The study shows “that aggressive metastatic cells from breast cancer have this ability to induce a particular function of neutrophils, which is the production of NETs,” said cancer biologist Ilaria Malanchi of the Francis Crick Institute in London who was not involved in the work. “But the more exciting part of the work is that they found a strategy to target this pro-metastatic activity of neutrophils,” she added. “More research is always needed to see if this will help cancer patients, but in mice it’s looking pretty good. It raises hope.”
Neutrophils, the most abundant type of white blood cell, are innate immune cells and the first line of defense against infection. But in terms of cancer research, these cells have received considerably less attention than other immune cells such as macrophages or T cells. And the few studies of neutrophils in cancer have given mixed results, noted Mikala Egeblad of Cold Spring Harbor Laboratory in New York who led the new research. “There were studies where the neutrophils appeared to kill the cancer cells and others where the neutrophils were helping the cancer cells to spread,” she said.
Figuring out whether neutrophils help or hinder cancer spread is important, Egeblad added. Chemotherapy regimens can inadvertently kill-off neutrophils, and to treat such life-threatening neutropenia, patients are sometimes given neutrophil-boosting drugs. If the cells are actually aiding cancer, however, increasing their numbers might have unintended consequences.
To see whether neutrophils play a role in metastasis, Egeblad and colleagues injected healthy mice with two types of breast cancer cells—one metastatic, one not. The researchers found that the metastatic cells prompted the recruitment of significantly larger numbers of neutrophils than their non-metastatic counterparts. Furthermore, neutrophils gathering around the metastatic cells produced greater numbers of NETs, extracellular DNA fibers that neutrophils normally release to ensnare and kill bacteria and other pathogens.
Examining tissue samples from patients with breast cancer, the researchers found evidence of NET formation at both primary tumors and secondary metastatic sites in the lung. And the more aggressive the tumor, the more likely the tissue sample was to have NETs, the team showed.

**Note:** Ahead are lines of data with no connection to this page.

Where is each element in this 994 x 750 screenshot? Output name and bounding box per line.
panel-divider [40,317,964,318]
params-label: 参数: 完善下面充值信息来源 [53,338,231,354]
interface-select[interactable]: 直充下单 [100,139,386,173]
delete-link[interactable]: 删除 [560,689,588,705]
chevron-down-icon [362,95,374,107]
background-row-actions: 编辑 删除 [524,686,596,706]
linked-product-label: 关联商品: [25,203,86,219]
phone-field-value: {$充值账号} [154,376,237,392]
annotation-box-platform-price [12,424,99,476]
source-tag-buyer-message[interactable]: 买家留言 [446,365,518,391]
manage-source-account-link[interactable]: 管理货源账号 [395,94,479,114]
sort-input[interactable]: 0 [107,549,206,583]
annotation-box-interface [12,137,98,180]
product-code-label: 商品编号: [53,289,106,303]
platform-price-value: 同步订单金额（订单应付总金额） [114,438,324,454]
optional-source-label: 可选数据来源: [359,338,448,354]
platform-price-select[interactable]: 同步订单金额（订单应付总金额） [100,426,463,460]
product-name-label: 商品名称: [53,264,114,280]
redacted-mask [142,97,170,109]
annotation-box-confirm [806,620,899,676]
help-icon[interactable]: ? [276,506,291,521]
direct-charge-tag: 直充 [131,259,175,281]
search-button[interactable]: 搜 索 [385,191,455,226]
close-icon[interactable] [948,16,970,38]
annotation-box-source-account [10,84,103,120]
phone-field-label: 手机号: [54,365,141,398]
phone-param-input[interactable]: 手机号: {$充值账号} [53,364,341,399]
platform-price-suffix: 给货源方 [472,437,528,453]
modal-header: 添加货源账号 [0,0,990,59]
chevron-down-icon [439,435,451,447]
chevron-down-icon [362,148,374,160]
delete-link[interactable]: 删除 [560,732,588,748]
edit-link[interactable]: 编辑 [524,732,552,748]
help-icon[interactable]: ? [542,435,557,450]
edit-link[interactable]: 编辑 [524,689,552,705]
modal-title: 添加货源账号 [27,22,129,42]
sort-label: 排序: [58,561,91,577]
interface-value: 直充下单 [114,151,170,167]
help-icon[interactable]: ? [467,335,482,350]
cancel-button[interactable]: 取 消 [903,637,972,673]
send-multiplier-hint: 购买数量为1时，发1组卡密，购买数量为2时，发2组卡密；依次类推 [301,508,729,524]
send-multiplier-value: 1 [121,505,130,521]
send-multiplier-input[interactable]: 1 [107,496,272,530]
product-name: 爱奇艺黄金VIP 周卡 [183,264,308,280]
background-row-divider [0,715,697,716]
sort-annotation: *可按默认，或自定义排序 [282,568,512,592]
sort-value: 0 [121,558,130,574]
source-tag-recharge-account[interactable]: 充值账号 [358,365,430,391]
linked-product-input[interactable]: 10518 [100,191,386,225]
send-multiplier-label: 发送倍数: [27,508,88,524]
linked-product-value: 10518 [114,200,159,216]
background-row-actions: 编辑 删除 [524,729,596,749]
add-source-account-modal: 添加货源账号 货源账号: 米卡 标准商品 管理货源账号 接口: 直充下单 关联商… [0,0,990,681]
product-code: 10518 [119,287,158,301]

In cultured cell studies, the researchers found that neutrophil NETs improved the invasiveness of metastatic breast cancer cells, and that treatment with the DNA-degrading enzyme DNase I could negate this invasion-promoting effect. To test the potential of this treatment in live mice, they coated nanoparticles with DNase I and injected the particles into animals that had previously been injected with metastatic breast cancer cells. Sure enough, the particles could largely block the spread of the cells to the lungs—a common secondary site for breast cancer. Three of the nine DNase I-treated mice had no lung metastasis whatsoever, while the remaining six had considerably reduced lung metastasis compared with the ten control mice who received nanoparticles without DNase I.
“In a sense they have come up with a drug,” said Zvika Granot of the Hebrew University of Jerusalem who did not participate in the research. “You give this [nanoparticle treatment] and, at least in mice, you block metastatic spread. It’s quite impressive.”
It’s not yet clear how NETs promote cancer invasion, but Egeblad and colleagues propose that the DNA might act as a scaffold to locally contain protein-degrading enzymes released from the neutrophils. These enzymes would normally destroy trapped microbes during an infection, but in the case of cancer, they might destroy host tissues and thereby facilitate cancer cell access, Egeblad suggested. “The next step,” she added, “is to try to get deeper into what are these NETs actually doing.”